The last remaining house on Holland Island in Chesapeake Bay, Maryland, built in 1888, collapsed in 2010 due to the island’s erosion
 
 
How long you sat, gazing westward,
your glassy eyes reflecting the sunset,
sighing at high tide.  Who would have thought
the ocean could be thirsty, could lap
at soft shores of mud and silt
until they melted away.  Pulling pieces,
one board at a time, a nail rusted, a headstone
smoothed and bleached, toppled over;
each window a gasping breath.
 
Fishermen lived here, built their boats here,
gathered shad and oysters here until
the ocean encroached: each lick of wave
erasing their footprints as the shoreline gave way.
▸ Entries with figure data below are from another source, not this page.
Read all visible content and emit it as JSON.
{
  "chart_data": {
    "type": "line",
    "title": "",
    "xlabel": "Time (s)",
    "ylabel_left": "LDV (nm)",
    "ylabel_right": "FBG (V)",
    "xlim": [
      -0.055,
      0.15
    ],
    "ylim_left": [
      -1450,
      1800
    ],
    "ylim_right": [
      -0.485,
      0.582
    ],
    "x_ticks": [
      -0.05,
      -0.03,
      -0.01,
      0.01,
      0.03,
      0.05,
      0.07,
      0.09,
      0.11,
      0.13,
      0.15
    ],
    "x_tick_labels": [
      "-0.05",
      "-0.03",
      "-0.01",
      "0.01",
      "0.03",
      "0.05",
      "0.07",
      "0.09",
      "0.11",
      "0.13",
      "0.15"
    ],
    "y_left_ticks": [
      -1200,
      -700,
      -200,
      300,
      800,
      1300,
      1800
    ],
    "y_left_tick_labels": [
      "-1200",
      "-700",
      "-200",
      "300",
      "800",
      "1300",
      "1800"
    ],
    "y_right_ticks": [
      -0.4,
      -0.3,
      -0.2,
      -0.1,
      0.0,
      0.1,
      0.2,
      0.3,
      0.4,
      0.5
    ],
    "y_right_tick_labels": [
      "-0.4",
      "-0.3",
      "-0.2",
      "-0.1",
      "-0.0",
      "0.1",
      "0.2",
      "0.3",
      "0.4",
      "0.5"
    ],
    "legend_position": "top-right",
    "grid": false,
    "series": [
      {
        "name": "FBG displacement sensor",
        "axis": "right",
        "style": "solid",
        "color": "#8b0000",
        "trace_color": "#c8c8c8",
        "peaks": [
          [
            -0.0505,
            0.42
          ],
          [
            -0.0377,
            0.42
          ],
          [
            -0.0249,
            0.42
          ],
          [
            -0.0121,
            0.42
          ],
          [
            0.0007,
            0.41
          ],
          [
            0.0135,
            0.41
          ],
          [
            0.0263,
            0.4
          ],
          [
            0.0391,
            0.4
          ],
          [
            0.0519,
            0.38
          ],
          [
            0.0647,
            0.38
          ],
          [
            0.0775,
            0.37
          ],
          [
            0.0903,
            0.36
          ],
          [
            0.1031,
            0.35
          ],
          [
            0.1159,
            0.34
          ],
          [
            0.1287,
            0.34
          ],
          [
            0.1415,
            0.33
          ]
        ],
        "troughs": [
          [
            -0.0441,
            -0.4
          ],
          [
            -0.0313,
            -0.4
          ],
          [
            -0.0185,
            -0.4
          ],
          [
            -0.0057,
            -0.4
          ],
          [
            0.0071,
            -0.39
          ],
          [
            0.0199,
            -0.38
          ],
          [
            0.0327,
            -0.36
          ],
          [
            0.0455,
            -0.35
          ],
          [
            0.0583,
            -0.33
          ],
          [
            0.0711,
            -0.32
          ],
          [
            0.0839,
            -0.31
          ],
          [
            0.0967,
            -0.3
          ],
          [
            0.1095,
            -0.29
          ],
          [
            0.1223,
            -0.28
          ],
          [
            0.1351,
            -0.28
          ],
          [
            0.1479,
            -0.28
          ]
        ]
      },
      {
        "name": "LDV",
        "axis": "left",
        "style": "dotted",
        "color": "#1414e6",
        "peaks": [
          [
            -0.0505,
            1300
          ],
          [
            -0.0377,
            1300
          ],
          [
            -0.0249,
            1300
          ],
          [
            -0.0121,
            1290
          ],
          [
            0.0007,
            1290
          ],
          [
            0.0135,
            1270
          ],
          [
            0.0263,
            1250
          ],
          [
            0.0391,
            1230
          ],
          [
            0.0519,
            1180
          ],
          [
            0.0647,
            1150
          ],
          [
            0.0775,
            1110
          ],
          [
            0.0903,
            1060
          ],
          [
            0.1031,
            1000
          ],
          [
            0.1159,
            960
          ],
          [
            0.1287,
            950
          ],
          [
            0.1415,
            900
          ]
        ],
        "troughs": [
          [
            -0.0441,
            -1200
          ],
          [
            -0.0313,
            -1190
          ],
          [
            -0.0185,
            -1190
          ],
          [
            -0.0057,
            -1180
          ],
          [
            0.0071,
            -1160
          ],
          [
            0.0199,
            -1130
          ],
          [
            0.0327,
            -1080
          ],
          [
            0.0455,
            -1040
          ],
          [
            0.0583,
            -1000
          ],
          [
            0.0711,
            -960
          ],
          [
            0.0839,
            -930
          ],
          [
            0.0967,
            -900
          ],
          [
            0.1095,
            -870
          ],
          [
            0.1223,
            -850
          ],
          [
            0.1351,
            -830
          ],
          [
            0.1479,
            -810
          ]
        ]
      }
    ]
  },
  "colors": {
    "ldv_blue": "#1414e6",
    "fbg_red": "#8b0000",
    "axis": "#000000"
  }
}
You saw children born in your rooms,
felt their feet patter on your wooden floors.
You held their grief when elders passed,
carried it once everyone had gone.
 
One by one, your fellows buckled, shuffled off
into that mouth filled with fish and brine.
sliding into water and floating away,
a funeral no one heard.  You stood on high ground,
sea birds taking refuge in your attic,
so much longer than anyone ever stood
on that island.
 
In the flotsam a final breath:
collapse, relief, stretched
in all directions.  Those walls
could no sooner hold up the sky
than contain those years alone.

    
Issa M. Lewis is the author of Infinite Collisions (Finishing Line Press, 2017) and a graduate of New England College’s MFA program. A runner-up in the 2017 Lois Cranston Memorial Poetry Prize and 2013 winner of the Lucille Clifton Poetry Prize, her poems have appeared in Jabberwock, Panoply, and others.